Memory System

PocketPaw has a two-tier memory system: file-based session storage for conversation history, and optional Mem0 semantic memory for long-term recall.

Session Storage (File Store)

The default memory backend stores sessions as JSON files in ~/.pocketclaw/memory/:

~/.pocketclaw/memory/
├── _index.json # Session index (titles, timestamps)
├── session_abc123.json # Individual session files
├── session_def456.json
└── ...

Session Index

The _index.json file provides fast lookups without reading every session file:

{
"session_abc123": {
"title": "Python script for prime numbers",
"created_at": "2024-01-15T10:30:00Z",
"updated_at": "2024-01-15T11:45:00Z",
"message_count": 12,
"channel": "web"
}
}

The index supports:

  • Searching sessions by title or content
  • Listing recent sessions
  • Grouping sessions by time (Today, Yesterday, This Week, etc.)
  • Auto-rebuild if the index is missing or corrupted

Session Files

Each session file contains the full conversation history:

{
"session_id": "session_abc123",
"messages": [
{
"role": "user",
"content": "Write a Python script for prime numbers",
"timestamp": "2024-01-15T10:30:00Z"
},
{
"role": "assistant",
"content": "Here's a Python script...",
"timestamp": "2024-01-15T10:30:15Z"
}
],
"facts": ["User prefers Python", "Uses Linux"],
"metadata": {
"channel": "web",
"agent_backend": "claude_agent_sdk"
}
}

Mem0 Semantic Memory

For long-term recall, PocketPaw integrates with Mem0 — a semantic memory layer that learns from conversations.

How It Works

  1. Auto-learn: After each agent response, PocketPaw feeds the conversation to Mem0 in a background task
  2. Semantic search: When building context for a new message, Mem0 is queried to find relevant memories
  3. Context injection: Matching memories are injected into the system prompt

Configuration

Terminal window
# Enable auto-learning
export POCKETCLAW_MEM0_AUTO_LEARN=true
# LLM provider for Mem0's processing
export POCKETCLAW_MEM0_LLM_PROVIDER="ollama"
export POCKETCLAW_MEM0_LLM_MODEL="llama3.2"
# Embedder for semantic search
export POCKETCLAW_MEM0_EMBEDDER_PROVIDER="ollama"
export POCKETCLAW_MEM0_EMBEDDER_MODEL="nomic-embed-text"
# Vector store
export POCKETCLAW_MEM0_VECTOR_STORE="qdrant"

Supported Providers

ComponentProviders
LLMOllama, Anthropic, OpenAI
EmbedderOllama, OpenAI
Vector StoreQdrant (default), Chroma
Info

If using Ollama as the LLM provider for Mem0, no API key is needed.
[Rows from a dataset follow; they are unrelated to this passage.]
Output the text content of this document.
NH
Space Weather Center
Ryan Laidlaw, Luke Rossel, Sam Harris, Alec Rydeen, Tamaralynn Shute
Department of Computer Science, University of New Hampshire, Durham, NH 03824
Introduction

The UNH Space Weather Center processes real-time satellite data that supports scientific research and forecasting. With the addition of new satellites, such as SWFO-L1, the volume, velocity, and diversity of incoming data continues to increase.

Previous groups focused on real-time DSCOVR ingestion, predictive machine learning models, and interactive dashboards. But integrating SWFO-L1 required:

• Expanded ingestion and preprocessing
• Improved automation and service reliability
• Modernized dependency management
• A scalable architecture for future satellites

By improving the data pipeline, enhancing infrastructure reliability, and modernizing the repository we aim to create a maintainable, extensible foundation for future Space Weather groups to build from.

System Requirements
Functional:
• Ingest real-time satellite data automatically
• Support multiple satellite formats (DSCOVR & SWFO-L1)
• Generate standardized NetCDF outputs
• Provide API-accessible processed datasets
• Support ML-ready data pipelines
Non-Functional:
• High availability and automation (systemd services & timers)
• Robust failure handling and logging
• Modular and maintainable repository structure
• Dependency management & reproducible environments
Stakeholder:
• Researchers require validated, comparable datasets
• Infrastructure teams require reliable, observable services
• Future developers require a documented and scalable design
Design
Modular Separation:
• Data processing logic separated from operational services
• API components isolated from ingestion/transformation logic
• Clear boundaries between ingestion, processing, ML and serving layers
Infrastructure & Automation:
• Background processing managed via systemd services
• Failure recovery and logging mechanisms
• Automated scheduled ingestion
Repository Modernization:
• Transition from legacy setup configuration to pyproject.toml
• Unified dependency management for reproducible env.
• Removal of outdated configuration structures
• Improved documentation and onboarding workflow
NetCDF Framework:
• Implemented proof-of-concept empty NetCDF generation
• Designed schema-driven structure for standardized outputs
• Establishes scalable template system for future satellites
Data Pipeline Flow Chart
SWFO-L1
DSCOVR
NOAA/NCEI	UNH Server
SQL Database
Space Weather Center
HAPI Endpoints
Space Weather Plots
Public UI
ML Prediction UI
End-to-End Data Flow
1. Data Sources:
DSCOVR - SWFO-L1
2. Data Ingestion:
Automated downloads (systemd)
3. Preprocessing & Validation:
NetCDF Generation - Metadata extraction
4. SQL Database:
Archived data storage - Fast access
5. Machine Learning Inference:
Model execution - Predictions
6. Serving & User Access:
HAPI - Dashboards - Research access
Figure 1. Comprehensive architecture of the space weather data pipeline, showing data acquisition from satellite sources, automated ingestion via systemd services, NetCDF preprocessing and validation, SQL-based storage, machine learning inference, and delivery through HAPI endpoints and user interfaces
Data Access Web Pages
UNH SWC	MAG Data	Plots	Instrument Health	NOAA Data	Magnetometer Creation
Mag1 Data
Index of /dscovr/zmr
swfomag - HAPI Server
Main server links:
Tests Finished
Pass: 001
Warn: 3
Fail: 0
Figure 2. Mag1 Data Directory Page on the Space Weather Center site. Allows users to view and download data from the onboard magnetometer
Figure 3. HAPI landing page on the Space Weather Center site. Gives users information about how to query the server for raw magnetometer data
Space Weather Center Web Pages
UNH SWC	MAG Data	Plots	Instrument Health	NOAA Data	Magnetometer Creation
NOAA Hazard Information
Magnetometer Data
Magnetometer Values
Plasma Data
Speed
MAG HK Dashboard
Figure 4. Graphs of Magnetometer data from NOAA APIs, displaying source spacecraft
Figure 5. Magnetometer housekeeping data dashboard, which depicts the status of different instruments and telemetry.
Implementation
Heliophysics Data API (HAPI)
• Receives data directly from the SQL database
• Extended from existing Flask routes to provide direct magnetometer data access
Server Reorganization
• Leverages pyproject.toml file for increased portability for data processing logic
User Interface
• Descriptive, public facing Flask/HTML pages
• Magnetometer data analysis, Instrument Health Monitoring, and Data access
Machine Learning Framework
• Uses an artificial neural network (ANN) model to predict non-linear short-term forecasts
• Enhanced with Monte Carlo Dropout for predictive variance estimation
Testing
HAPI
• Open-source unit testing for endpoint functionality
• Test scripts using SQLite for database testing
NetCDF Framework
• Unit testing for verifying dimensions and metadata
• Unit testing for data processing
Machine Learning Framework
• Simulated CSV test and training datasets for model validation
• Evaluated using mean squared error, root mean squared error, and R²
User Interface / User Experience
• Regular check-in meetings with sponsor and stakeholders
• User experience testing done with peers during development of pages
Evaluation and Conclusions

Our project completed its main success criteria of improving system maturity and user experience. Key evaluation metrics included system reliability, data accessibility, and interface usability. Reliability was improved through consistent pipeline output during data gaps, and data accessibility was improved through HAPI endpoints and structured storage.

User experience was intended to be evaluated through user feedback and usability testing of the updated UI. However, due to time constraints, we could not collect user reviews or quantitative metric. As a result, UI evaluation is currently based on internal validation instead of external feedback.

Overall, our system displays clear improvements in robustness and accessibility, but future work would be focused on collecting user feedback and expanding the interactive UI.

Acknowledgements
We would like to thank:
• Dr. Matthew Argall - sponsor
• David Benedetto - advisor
This is the recommended setup for fully local operation.

Context Building

The AgentContextBuilder assembles the agent’s context from multiple sources:

  1. Identity — System prompt with agent personality and capabilities
  2. User profile — From ~/.pocketclaw/identity/USER.md
  3. Session history — Recent messages from the current session
  4. Long-term facts — Extracted facts from previous sessions
  5. Semantic memories — Relevant memories from Mem0 (based on the current query)
  6. Skills — Loaded skill definitions from ~/.pocketclaw/skills/

The context builder ensures the total context fits within the model’s context window by truncating older messages first.